According to CNBC, cybercriminals managed to install a malicious computer program on the servers of a well-known hedge fund, interrupting high-speed trading and sending information about its trades to unknown parties late last year.
The attack on the hedge fund, which according to knowledgeable sources was discovered and neutralized by technicians at BAE Systems Applied Intelligence, has not been previously disclosed. BAE Systems would not give the name of the hedge fund, as they are a client of BAE.

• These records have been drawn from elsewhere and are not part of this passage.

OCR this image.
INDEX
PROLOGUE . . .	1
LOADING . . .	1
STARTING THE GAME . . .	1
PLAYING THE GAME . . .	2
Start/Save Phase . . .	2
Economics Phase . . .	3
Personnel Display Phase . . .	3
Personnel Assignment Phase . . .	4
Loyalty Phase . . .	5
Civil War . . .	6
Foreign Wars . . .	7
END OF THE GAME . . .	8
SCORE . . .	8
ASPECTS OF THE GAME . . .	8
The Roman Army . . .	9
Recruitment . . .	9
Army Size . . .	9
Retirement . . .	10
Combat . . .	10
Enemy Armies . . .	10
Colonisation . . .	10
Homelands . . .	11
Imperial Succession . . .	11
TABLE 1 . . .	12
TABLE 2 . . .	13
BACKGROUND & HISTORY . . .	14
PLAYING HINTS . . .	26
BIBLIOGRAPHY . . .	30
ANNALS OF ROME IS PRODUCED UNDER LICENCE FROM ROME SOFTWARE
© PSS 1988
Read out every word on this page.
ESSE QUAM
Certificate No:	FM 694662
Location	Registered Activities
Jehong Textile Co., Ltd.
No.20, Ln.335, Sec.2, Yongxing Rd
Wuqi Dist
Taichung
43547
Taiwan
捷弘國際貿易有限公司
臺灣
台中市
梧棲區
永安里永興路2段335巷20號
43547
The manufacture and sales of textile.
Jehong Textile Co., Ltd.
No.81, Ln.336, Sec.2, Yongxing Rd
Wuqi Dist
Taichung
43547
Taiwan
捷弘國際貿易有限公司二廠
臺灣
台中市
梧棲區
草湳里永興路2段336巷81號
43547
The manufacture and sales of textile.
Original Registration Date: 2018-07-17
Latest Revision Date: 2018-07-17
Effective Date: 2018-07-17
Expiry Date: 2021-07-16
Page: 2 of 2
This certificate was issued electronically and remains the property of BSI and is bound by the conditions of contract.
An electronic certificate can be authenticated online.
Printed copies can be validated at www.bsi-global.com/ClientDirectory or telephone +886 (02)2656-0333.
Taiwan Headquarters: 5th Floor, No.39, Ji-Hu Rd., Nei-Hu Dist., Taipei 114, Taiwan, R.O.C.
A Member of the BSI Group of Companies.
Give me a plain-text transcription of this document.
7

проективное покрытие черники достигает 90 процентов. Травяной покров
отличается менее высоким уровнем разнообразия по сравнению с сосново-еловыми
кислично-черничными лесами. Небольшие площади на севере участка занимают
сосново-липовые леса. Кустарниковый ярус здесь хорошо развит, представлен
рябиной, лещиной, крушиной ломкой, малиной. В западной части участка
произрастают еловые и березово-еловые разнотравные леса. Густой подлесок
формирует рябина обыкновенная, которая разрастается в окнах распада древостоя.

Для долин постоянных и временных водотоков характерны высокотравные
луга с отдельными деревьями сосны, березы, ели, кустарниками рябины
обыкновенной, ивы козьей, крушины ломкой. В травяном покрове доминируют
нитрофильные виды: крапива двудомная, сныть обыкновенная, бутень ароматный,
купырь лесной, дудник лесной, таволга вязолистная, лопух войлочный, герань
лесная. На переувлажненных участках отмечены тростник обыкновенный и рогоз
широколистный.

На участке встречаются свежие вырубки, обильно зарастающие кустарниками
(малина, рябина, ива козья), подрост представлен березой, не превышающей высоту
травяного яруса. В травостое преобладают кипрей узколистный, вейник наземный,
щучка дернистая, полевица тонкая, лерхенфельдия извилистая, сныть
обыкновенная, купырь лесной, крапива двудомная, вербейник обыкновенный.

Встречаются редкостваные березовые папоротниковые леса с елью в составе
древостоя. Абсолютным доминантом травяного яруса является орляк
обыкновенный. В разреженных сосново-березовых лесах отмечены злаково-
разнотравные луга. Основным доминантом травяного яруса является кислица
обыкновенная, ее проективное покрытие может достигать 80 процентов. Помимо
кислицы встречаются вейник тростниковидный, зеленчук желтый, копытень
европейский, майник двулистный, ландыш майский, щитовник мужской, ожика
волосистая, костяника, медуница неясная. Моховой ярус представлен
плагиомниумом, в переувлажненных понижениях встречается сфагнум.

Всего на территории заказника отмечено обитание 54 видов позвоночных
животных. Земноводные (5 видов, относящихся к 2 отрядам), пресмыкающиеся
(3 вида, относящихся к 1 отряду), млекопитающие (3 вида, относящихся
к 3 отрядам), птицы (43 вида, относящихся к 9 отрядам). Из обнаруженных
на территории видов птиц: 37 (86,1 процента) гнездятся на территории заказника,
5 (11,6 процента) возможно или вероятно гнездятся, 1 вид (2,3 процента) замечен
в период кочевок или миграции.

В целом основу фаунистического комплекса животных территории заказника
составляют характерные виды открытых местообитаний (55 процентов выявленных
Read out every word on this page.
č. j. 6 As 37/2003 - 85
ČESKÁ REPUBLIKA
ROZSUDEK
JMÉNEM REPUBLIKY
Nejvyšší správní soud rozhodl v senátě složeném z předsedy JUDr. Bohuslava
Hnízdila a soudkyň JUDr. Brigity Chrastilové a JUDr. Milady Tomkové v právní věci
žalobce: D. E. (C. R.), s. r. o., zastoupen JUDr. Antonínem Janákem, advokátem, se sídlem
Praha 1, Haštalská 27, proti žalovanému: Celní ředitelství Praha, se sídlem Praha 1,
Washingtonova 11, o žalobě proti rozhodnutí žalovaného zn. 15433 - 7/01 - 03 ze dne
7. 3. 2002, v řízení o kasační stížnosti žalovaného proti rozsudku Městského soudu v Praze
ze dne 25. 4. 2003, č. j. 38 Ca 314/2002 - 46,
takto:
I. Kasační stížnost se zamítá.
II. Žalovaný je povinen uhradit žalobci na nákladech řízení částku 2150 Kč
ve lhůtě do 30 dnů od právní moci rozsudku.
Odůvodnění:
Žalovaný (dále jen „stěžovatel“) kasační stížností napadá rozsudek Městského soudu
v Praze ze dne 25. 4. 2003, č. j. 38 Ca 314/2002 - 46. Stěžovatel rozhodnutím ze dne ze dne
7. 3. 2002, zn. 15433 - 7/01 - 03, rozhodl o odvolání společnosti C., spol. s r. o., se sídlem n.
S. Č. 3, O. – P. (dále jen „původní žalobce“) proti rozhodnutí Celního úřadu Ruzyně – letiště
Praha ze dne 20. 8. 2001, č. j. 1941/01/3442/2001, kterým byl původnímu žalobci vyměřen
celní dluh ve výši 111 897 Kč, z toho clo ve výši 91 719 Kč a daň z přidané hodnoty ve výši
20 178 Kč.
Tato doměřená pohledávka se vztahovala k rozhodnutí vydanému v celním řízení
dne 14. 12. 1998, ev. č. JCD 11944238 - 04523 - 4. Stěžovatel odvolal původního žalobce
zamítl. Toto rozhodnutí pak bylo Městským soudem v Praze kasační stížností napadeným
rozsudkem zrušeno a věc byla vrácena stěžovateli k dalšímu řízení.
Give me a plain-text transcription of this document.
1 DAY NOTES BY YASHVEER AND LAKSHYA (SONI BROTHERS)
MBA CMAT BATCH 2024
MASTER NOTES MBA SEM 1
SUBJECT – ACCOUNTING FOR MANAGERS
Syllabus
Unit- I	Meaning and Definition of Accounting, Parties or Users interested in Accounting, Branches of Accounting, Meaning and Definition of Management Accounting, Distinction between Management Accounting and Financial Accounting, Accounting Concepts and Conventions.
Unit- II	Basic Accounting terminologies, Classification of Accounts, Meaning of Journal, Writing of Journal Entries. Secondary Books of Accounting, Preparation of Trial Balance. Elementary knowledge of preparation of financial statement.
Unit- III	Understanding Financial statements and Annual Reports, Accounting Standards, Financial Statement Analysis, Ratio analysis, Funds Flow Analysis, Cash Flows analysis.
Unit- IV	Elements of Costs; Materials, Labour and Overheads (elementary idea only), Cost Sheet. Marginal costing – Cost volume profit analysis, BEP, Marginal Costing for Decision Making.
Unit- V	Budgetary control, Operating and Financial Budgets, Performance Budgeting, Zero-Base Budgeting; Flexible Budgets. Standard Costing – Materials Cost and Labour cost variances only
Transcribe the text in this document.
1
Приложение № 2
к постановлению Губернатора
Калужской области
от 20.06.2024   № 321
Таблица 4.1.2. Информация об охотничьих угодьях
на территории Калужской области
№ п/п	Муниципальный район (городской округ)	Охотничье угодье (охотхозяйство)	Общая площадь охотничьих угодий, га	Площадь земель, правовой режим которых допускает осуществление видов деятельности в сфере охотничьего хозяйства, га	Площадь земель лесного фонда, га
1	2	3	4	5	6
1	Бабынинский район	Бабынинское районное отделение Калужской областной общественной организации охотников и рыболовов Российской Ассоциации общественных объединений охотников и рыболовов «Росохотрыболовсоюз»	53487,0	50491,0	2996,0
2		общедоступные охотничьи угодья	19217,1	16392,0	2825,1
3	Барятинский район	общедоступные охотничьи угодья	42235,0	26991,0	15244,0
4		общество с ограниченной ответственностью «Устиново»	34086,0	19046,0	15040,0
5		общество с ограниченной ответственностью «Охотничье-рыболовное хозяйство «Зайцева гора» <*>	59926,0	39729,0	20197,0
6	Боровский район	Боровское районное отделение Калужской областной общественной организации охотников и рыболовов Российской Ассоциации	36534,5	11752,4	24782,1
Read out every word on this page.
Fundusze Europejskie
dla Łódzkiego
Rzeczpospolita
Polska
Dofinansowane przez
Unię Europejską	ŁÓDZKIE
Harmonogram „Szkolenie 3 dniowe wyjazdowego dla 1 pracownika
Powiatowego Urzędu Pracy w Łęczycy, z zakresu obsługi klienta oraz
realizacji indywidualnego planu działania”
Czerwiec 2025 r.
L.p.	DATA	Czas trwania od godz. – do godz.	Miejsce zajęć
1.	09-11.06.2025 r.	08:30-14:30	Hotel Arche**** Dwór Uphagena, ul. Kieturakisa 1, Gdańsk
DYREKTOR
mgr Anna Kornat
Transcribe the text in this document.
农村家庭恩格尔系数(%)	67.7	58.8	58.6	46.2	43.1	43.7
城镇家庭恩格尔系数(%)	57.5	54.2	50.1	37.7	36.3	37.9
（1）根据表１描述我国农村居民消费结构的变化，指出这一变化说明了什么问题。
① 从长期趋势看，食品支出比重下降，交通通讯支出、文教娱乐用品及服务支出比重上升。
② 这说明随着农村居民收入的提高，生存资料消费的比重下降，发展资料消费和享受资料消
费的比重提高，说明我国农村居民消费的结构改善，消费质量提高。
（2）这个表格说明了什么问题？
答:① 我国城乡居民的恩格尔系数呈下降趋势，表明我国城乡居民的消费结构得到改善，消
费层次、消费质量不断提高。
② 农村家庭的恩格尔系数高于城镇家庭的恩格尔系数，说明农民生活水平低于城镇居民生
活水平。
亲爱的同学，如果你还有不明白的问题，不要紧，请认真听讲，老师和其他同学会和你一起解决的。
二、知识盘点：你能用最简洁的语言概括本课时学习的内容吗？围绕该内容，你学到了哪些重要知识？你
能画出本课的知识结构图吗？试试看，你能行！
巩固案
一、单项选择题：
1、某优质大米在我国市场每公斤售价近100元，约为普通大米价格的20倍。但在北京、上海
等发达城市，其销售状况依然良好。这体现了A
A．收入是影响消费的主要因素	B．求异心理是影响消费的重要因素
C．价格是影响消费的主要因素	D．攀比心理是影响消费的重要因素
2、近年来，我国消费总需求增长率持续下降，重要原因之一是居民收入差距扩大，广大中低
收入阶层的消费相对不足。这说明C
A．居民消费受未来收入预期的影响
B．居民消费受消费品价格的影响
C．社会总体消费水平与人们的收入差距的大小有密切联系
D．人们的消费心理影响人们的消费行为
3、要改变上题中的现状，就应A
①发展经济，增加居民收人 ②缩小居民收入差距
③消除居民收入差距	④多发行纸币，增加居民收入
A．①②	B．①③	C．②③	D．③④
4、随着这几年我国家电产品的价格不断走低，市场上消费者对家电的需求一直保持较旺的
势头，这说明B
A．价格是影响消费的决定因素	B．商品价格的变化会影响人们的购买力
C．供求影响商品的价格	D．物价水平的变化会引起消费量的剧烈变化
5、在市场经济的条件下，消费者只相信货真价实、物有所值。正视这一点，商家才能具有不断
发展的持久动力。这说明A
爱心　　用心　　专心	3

Hedge fund hit by a complex hack
In the recent attack on the hedge fund, attackers focused on the hedge fund’s trade order entry system, seeking to disrupt the fund’s trading strategy and to send details of the trades to unknown external parties.
Paul Henninger, global product director at BAE Systems Applied Intelligence, said the hack was the most complex and sophisticated he’s seen in a new wave of attacks designed to business information from firms in may sectors.
The new attacks include other hacks on hedge funds apparently designed to find information on their trading strategies. This means that we’re now seeing a new generation of hackers with the technical savvy and moxy to go after highly secure computer networks and with the financial and market savvy to emulate intricate high-speed trading strategies.
“It’s pretty amazing,” Henninger said in an interview yesterday. “The level of business sophistication involved as opposed to technical sophistication involved was something we had not seen before.”
Hackers inserted slight lag
The hedge fund attack began with a “spear phishing” email—a seemingly innocuous email message that inserted the malware onto the fund’s servers when it was opened. The spear phishing emails appeared to be about the capital markets, which made it more likely that one or more hedge fund employees would open the message.
Some months later, financial analysts and IT staff at the firm noticed unusual problems. First, the firm noticed that its algorithmic trading strategy (a computer-based trading system) was suddenly no longer profitable. After looking into the situation, the firm discovered a lag between when they were issuing trade orders and when those orders were executed.
It turned out the attackers had added delays to the trading software ranging from hundreds of microseconds to the low-single-digit milliseconds. This meant the hackers could “front run” the hedge fund on their own trades, undermining the effectiveness of the trading strategy.
Henninger said the hack certainly ended up costing the hedge fund millions of dollars. “This was not something that was a minor issue for them,” he said. “This was something that was getting reviewed at the board level of this hedge fund precisely because it was having a material impact on performance across the portfolio.”